To unsubscribe from this group and all its topics, send an email to wazuh+un...@googlegroups.com.
To view this discussion visit https://groups.google.com/d/msgid/wazuh/8c4991b9-8d58-4652-8491-1f594b9d63cen%40googlegroups.com.

[Md. Nazmur Sakib]

Hi shiyas,

Sorry for the late response.

Please configure your Suricata configuration following this document:
https://documentation.wazuh.com/current/proof-of-concept-guide/integrate-network-ids-suricata.html



Modify Suricata settings in the /etc/suricata/suricata.yaml file and set the following variables:

HOME_NET: "<UBUNTU_IP>"

EXTERNAL_NET: "any"

default-rule-path: /etc/suricata/rules

rule-files:

- "*.rules"

# Global stats configuration

stats:

enabled: yes

# Linux high speed capture support

af-packet:

 - interface: enp0s3

- interface represents the network interface you want to monitor. Replace the value with the interface name of the Ubuntu endpoint.

And restart the service.

sudo systemctl restart suricata

If this doesnt solve the issue.

You can check suricata.log for potential hint

cat /var/log/suricata/suricata.log

Let me know if you need any further assistance.

[shiyas s]

hi Nazmur,

       I checked this document for the Ubuntu endpoint, do you have any documents for Windows endpoints. my endpoints are Windows PCs.

Thanks & regards

SHIYAS

: 00966549184899

To view this discussion visit https://groups.google.com/d/msgid/wazuh/21b60765-0838-42db-86f2-46168e2dbf90n%40googlegroups.com.

[Md.
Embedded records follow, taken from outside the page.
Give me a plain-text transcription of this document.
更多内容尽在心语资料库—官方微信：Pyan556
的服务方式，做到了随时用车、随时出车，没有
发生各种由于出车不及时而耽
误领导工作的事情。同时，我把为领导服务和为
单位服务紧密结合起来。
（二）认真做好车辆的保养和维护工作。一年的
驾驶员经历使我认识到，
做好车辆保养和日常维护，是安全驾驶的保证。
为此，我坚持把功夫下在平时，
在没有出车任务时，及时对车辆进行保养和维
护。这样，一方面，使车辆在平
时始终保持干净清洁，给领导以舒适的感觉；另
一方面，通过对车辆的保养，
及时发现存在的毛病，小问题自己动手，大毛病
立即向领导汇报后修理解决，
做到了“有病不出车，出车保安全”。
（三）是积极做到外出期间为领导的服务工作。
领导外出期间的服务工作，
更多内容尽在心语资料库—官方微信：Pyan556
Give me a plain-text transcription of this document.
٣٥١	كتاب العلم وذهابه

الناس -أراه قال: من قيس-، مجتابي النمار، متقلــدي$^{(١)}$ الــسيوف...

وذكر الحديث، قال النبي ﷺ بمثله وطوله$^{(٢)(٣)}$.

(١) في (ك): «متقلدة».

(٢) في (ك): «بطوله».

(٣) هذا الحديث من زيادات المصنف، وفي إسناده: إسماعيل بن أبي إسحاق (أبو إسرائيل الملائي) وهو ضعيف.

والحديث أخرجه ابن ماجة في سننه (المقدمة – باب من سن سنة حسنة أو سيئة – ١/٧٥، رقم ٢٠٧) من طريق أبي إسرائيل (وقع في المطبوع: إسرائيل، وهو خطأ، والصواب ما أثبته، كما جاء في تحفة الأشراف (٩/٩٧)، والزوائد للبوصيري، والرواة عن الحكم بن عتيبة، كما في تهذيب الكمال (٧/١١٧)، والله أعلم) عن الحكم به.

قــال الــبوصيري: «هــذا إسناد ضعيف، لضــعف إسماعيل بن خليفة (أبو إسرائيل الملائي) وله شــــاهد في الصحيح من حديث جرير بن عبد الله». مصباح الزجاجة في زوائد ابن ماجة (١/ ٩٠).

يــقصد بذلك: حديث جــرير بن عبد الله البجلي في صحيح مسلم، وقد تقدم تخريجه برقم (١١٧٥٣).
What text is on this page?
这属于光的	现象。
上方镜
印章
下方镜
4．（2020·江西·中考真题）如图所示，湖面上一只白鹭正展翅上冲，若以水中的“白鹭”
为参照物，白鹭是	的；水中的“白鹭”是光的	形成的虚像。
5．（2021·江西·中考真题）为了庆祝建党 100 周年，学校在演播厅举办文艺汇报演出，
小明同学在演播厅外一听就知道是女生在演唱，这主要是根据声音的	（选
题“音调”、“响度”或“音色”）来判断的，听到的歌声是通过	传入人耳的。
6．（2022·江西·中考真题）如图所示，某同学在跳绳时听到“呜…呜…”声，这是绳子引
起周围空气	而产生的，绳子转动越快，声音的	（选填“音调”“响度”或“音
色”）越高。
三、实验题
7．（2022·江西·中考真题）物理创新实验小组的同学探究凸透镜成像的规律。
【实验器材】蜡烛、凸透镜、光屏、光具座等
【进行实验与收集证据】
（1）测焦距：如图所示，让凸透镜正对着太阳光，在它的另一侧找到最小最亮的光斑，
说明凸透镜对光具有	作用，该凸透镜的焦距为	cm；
Nazmur Sakib]

We do not have any reference document for the Suricata configuration for Windows.

Based on the Suricata document you can install and configure it on a Windows machine as well.

https://suricata.io/download/
https://suricata.io/documentation/

After configuring Suricata you can install an agent on the Windows endpoint and configure <localfile> mentioning the eve.json file path to forward the Suricata logs to Wazuh.

https://documentation.wazuh.com/current/user-manual/capabilities/log-data-collection/monitoring-log-files.html


Next, you might need to write custom rules to trigger alerts.

https://documentation.wazuh.com/current/user-manual/ruleset/rules/custom.html

https://documentation.wazuh.com/current/user-manual/ruleset/index.html

I hope you find this information useful.